Customs Revenues Prediction Using Ensemble Methods (Statistical Modelling vs Machine Learning)
Introduction
This paper considers the problems associated with prediction of customs revenues by ministries of finance and customs administrations. Accurate predictions of customs revenues result in better liquidity of the central budget, and for that reason, they are extremely important for successful management of public finances. The orthodox approach to forecasting revenues is usually based on forecasting revenues based on tax buoyancy and tax elasticity, with respect of some economic proxy. However, this approach has some shortcomings which can negatively affect accuracy, and for that reason we examine different approaches (machine learning and ensembling). Namely, nowadays in the era of Big Data and digitisation in customs, new approaches based on computer algorithms can give us better results as compared to classic modelling. The paper concludes that using ensemble methods that combine different types of heterogeneous models such as statistical modelling and machine learning can improve forecast accuracy when predicting customs revenues.
Even though customs revenues are collected by customs administrations within customs procedures, forecasting the collection of such revenues is ordinarily performed by ministries of finance.

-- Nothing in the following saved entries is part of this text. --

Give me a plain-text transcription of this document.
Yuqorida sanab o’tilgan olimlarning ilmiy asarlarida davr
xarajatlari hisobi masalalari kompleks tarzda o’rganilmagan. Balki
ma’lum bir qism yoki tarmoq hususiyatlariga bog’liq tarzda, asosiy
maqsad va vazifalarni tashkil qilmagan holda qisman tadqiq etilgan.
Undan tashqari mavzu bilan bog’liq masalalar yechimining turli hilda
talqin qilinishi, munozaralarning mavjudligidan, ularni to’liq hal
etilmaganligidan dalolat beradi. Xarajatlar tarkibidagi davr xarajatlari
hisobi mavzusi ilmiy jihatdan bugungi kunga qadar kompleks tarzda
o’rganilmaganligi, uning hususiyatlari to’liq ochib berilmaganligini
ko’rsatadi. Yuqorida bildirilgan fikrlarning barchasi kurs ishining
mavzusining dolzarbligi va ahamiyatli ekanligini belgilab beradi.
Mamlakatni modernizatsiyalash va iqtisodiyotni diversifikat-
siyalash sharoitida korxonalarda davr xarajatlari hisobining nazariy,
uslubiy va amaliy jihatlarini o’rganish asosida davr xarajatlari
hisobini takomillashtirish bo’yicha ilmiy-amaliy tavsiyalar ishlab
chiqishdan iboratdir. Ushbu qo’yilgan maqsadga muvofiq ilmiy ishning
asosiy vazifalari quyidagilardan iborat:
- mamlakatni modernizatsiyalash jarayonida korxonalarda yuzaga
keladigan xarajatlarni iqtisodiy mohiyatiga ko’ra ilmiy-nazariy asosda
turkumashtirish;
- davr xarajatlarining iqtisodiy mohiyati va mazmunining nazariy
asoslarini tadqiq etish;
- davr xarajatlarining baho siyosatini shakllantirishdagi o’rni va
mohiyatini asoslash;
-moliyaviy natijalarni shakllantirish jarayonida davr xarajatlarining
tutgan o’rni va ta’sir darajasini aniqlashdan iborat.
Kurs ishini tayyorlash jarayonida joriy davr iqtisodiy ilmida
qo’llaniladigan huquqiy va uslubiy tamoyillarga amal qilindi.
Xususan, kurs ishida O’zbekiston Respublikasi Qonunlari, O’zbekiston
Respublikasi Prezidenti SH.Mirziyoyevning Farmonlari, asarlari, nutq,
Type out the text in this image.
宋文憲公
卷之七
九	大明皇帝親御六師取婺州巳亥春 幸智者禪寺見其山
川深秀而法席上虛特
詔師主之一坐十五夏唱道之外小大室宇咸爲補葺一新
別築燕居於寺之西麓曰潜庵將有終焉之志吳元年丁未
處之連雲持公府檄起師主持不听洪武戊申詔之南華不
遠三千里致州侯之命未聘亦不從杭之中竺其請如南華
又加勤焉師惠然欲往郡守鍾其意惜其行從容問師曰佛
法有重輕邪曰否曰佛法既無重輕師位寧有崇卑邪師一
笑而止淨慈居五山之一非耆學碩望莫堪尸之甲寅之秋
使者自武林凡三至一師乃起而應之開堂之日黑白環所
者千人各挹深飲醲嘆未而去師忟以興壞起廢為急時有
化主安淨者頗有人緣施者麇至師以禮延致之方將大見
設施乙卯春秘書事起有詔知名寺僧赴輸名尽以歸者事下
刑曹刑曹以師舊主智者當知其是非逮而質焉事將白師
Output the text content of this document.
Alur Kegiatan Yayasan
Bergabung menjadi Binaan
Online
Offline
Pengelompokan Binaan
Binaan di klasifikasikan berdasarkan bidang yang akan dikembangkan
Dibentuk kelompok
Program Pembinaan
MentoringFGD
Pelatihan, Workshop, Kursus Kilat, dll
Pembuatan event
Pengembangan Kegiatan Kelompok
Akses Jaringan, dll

Nevertheless, ministries also need predictions performed by customs administrations themselves. In this regard, we shall review the most frequently used approaches when planning the revenues. The orthodox approach to forecasting tax revenues (including customs revenues) is usually based on forecasting revenues based on tax buoyancy and tax elasticity. Tax buoyancy measures the gross elasticity of tax revenues in relation to the respective macroeconomic variable (for instance, import or consumption). The main characteristic of this approach is that it measures the overall elasticity of taxes in relation to their base. In the tax elasticity approach, the time series needs to be first excluded from the discretionary measures of the fiscal policy to calculate the coefficient of the net tax elasticity in relation to the respective macroeconomic variable. Tax elasticity, according to Jenkins et al. (2000, p. 39), is a relevant factor for forecasting and is most often used by ministries of finance when forecasting tax revenues. Furthermore, to obtain more robust forecasts when estimating the elasticities, it is necessary to harmonise them with the business cycle in the economy, which has significant effects on revenue collection. The advantage of such forecasting is that the forecasted revenues are fully correlated with the macroeconomic indicators so that, should they increase, the revenues are expected to correlate with such an increase. However, this forecasting approach also has its shortcomings.
Macroeconomic indicators (which are usually forecasted twice a year) are used when forecasting the revenues, but from the moment of their forecasting to the moment of realisation, a certain period passes which can have negative effects on the forecast accuracy. In fact, Buettner & Kauder (2009, p.7) point out that the circumstances that the forecasters face can significantly affect the accuracy of the forecasts, and this needs to be taken into consideration when evaluating accuracy. Also, timing of the frequency of forecasts can vary (for instance, in Austria the time is 3.5 months; in Italy the time is six months; and in the Netherlands the time is 9.5 months). To overcome the problems that occur when applying the previous approach, and with the aim of achieving more accurate forecasts, we look at some more flexible approaches that are based primarily on data-driven methods. The use of data-driven methods can be exceptionally useful, since such models provide for forecasting by using high-frequency data and are of particular benefit for cash management and early warning. The main objective of such models is making short-term inflow forecasts (daily, weekly or monthly) for a period not longer than two years (Haughton, 2008, p. 1).